This blog has on a few occasions pricked the balloon of
those who believed another type of approach by capitalism can solve poverty and
deprivation. Much has been claimed about micro-credit and the efforts of such
people as Yunus and the Grameen bank and the scores of emulators that followed
and this blog has deflated much of their claims.
Yet again another report has emerged casting doubts on the
micro-banking panacea for poverty. Six studies from different parts of the
world, published in the American Economic Journal: Applied Economics, all find
that microcredit is not an effective tool at helping people escape poverty. The
findings corroborate calls that microfinance advocates have oversold the
benefits of providing loans to the world’s poor, especially women. Randomized
control trials were used to determine what happened when people in Bosnia and
Herzegovina, Ethiopia, India, Mexico, Mongolia, and Morocco took out
microloans. They were conducted independently of one another and covered a
total of 37,000 people. All six showed that loan recipients experienced
“modest, but not transformative, improvement” in their lives.
“One of the things
that is interesting is how consistent the findings are, based on very different
contexts and even quite different products,” said said Timothy Ogden, managing
director of the Financial Access Initiative at NYU.

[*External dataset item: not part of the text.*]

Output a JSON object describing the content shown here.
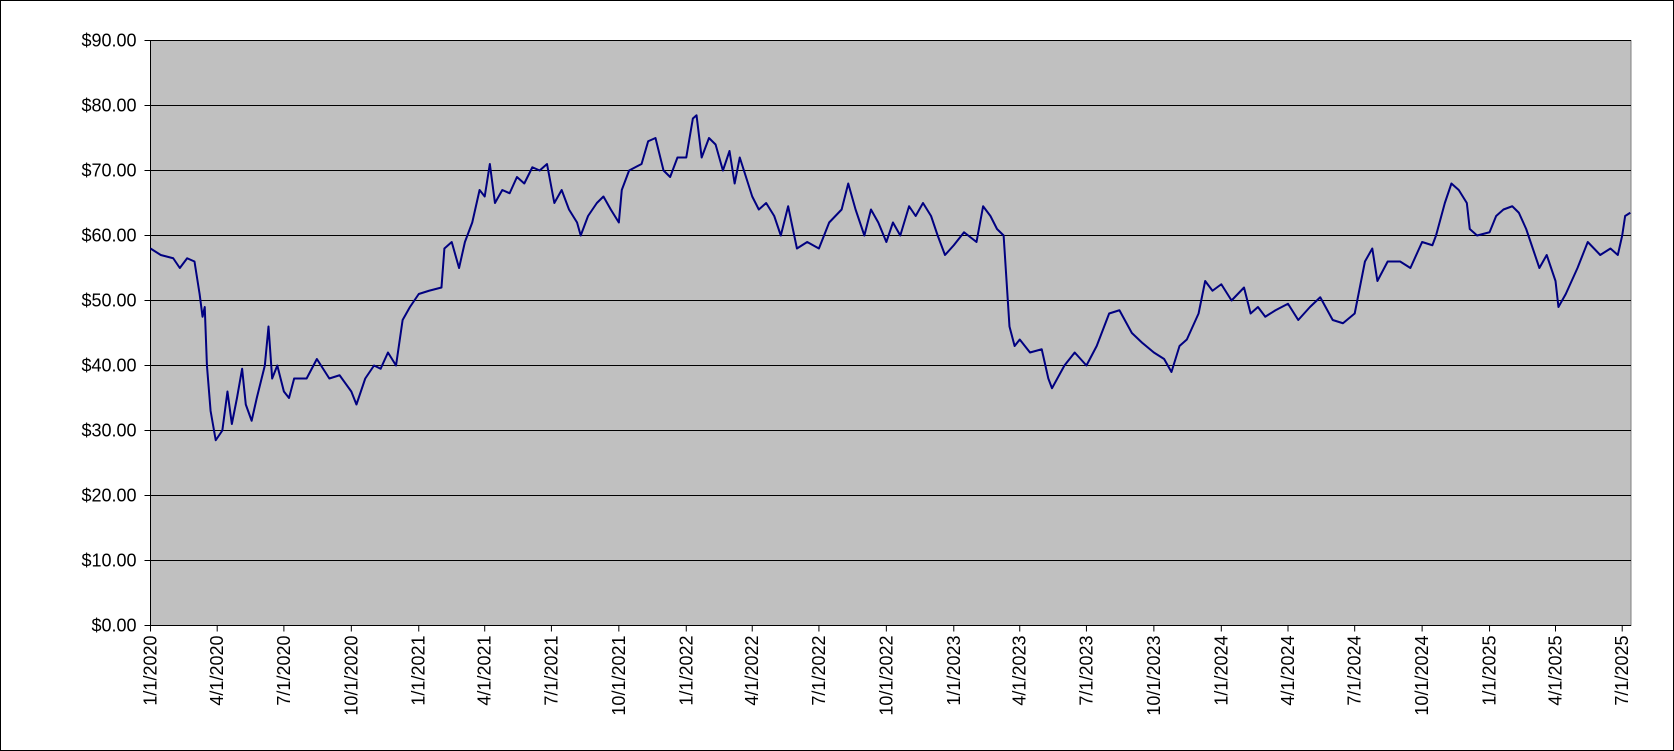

“These loans do help, but the changes are not
transformative, certainly not transformative enough to justify charitable
donations to the standard microcredit model. We have seen, though, that these
are viable profit-making products, and so investors interested in a
double-bottom line should take note,” said MIT economist Esther Duflo,
co-author of two of the studies, in a news release.

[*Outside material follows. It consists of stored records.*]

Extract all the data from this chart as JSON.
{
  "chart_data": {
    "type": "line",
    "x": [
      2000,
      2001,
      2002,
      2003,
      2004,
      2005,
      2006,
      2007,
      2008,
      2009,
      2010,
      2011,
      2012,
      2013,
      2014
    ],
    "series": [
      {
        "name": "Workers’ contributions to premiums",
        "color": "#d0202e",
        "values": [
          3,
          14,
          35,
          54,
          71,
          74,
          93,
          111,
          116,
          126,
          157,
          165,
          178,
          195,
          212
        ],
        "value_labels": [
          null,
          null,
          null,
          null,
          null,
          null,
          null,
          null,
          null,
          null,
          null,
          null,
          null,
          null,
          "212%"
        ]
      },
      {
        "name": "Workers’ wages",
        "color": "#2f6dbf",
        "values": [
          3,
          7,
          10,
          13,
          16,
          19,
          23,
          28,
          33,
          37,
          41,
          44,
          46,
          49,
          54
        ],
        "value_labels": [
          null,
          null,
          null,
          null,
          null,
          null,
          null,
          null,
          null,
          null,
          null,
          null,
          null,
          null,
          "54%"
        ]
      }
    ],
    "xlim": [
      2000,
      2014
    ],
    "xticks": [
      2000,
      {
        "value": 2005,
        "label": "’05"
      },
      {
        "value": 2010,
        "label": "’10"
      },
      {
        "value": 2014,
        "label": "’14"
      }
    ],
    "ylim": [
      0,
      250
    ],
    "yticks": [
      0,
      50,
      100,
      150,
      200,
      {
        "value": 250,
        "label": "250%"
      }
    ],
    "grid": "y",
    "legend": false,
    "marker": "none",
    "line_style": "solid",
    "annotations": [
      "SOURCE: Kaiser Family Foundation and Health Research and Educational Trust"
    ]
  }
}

The studies, conducted by researchers affiliated with
Innovations for Poverty Action (IPA) and The Abdul Latif Jameel Poverty Action
Lab (J-PAL), conclude that while microloans can increase small business
ownership and investment, the small, short-term loans generally do not lead to
increased income, investments in children's schooling, or substantial gains in
women's empowerment for poor borrowers.
"The studies do not find clear evidence, or even much
in the way of suggestive evidence, of reductions in poverty or substantial
improvements in living standards. Nor is there robust evidence of improvements
in social indicators," the introductory paper to the studies reads.
The micro-credit model will still continue despite the
disappointing outcomes nevertheless. Lending of this type will still appeal to
investors, Ogden said. While cash transfers have emerged as an alternative with
significant impact, there are people and organizations looking to make a
financial return on investment. That is something loans can provide as opposed
to just giving people money. They may well tweak the process by allowing breaks
for repayments, shorter loans, changing when loan cycles begin. No doubt
charities and various NGOs will still promote such financial service practices
as micro-credit, after all, they have to stay in existence themselves.